Schnelles Internet auch in Hohenwart möglich

UB-Aktion stößt auf großes Interesse

Einer schnellen Internet-Versorgung steht auch im Stadtteil Hohenwart nichts im Wege. Dies ist das Ergebnis einer von den Unabhängigen Bürgern initiierten Präsentation in Hohenwart, bei der die zahlreichen Interessierten bald aus dem überfüllten Nebenzimmer in den großen Gastraum umziehen mussten.

Der UB-Vorsitzende Dr. Bernd Grimmer freute sich, dass er zu dieser Veranstaltung neben den UB-Stadträten Zilly und Dr. Krammerbauer auch den Hohenwarter Ortsvorsteher, Herrn Schröck, begrüßen konnte. Dieser hatte sich - ebenso wie UB in Eutingen – seit Jahren für eine Verbesserung der Internetversorgung eingesetzt. Er kam jedoch im Dickicht zwischen privatisierter Telekom, die kein Interesse mehr hat, teure Erdleitungen zur Mitnutzung durch die Konkurrenz zu verlegen, und einer unentschlossenen Stadtverwaltung, die nicht einmal bereit war, vorsorglich Leerrohre zu verlegen, nicht wesentlich voran.

Es erging ihm damit ähnlich wie dem Eutinger Unternehmer Jörg Schwaderer, der als UB-Vorstandsmitglied daraufhin das Thema angeschoben hatte und für Eutingen eine schnelle Internetverbindung umsetzte. Schwaderer beschrieb in der Veranstaltung seine Bemühungen und Anträge hierzu, führte in die Problematik ein und zeigte die Schwierigkeiten auf, die durch die hohen Investitionskosten für Erdarbeiten und die formalen Hemmnisse für die Anbindung an das Glasfasernetz gegeben sind.

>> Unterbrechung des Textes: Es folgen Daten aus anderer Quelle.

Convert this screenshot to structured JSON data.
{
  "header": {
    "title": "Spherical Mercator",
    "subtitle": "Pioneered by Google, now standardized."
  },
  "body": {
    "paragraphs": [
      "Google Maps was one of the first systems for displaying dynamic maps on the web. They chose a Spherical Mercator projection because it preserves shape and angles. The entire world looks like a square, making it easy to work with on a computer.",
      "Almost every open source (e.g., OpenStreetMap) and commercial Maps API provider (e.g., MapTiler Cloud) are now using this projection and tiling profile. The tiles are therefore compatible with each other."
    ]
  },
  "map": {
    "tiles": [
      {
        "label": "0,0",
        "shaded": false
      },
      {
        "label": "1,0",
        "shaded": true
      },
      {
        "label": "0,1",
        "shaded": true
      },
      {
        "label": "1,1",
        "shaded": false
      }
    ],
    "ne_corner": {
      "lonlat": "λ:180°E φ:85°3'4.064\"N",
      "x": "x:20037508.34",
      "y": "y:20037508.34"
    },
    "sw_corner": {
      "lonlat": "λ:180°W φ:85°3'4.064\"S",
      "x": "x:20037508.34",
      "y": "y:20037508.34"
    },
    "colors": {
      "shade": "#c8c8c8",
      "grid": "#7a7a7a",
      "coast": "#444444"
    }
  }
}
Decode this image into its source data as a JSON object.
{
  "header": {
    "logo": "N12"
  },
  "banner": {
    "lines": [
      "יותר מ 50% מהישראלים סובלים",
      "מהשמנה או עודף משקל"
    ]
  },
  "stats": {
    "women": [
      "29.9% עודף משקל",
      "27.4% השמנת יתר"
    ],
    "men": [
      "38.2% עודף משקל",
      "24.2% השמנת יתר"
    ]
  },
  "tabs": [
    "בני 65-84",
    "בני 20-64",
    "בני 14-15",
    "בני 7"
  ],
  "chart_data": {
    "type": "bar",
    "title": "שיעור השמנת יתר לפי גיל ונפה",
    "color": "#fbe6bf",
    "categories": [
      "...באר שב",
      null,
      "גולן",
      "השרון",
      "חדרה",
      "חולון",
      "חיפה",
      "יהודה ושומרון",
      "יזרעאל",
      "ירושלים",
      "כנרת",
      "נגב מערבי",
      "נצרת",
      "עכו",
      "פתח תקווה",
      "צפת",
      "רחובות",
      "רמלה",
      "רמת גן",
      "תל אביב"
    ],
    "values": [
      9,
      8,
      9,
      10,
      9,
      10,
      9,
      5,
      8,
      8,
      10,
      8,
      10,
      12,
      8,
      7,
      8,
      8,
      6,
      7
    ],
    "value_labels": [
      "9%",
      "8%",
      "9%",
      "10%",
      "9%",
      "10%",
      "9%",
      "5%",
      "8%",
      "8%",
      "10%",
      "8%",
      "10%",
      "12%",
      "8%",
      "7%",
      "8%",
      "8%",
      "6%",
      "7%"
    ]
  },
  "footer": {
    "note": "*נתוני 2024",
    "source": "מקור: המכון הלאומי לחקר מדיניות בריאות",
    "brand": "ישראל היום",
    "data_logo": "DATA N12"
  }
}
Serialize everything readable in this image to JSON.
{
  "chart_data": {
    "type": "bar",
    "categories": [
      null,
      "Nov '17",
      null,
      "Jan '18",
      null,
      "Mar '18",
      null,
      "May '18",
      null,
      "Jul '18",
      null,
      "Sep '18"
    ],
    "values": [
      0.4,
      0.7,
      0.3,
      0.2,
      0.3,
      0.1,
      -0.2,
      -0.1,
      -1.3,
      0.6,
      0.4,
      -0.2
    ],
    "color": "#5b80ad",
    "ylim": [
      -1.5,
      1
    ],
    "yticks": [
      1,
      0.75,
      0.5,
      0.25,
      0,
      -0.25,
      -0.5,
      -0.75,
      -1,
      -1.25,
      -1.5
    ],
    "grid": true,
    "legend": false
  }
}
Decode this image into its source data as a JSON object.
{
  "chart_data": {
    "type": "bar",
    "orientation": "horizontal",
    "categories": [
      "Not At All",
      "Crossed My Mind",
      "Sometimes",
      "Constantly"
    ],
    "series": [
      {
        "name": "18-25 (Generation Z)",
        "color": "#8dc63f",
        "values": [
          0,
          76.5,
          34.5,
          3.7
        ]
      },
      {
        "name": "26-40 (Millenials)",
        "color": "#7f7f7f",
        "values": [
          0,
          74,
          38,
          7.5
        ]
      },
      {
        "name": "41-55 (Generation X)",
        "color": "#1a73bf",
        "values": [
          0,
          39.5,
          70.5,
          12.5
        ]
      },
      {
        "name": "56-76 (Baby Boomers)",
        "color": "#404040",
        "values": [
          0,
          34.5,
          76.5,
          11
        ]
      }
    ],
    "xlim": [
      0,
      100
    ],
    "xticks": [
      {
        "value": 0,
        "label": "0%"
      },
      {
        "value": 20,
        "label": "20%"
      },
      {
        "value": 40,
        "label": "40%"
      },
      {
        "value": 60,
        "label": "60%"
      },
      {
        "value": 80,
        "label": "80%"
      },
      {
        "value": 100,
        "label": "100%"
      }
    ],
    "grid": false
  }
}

Einen Ausweg zeigt nun die in der Präsentation vorgestellte Richtfunklösung, die bei hinreichendem Interesse der potentiellen Nutzer innerhalb von drei Monaten umgesetzt werden kann. Mit Richtfunk ist es möglich, den Anwendern bis zu 100 MBit/sec. anzubieten. Dazu wird aus einem Glasfaserkabel in der Umgebung das Signal in einen Sender eingespeist, der den Stadtteil komplett versorgt. Zwar ist hierzu Sichtverbindung erforderlich, diese sei bei entsprechender Platzierung des Senders in nahezu allen Fällen möglich, so der Referent, Herr Reckling von der Fa. Skytron. Nur in ganz wenigen Ausnahmefällen sei als Kunstgriff ein "Umweg" erforderlich, der die Nutzer aber nicht berühre.

Einen breiten Raum nahm die Diskussion über die Gefahren durch eine weitere Strahlequelle ein. Hierzu war zu erfahren, dass es sich bei der Richtfunktechnik ähnlich wie beim Rundfunk nicht um gepulste Strahlung handelt, im Gegensatz zu Mobiltelefonen oder Mobilteilen an Festnetzanschlüssen, welche vergleichbar der Mikrowellentechnik mit bis zu zwei Watt eine unerwünschte Wärme am Ohr erzeugen. Der Richtfunk arbeite dagegen mit einer wesentlich geringeren Leistung, und die Strahlung liege damit – unabhängig von der völlig anderen Technik – bei weniger als einem Zehntausendstel des Mobilfunks.

Da die Investitionen für die Errichtung eines Senders und den Netzbetrieb zwar wesentlich geringer sind als bei der Verlegung von Erdkabel, die Investition sich jedoch auch rechnen muss, nannte der Referent eine Mindestnutzerzahl von ca. 100 Anschlüssen als Voraussetzung dafür, dass er tätig werden und ggf. innerhalb von drei Monaten nach Start der Investitionen den Betrieb aufnehmen kann. Wenn diese Voraussetzungen erfüllt seien, lägen die Kosten für einen Anschluss etwa im Bereich des am Markt üblichen. Auch Telefonie – unter Mitnahme der bekannten Rufnummer – sei über das Richtfunk-Netz möglich und vorgesehen.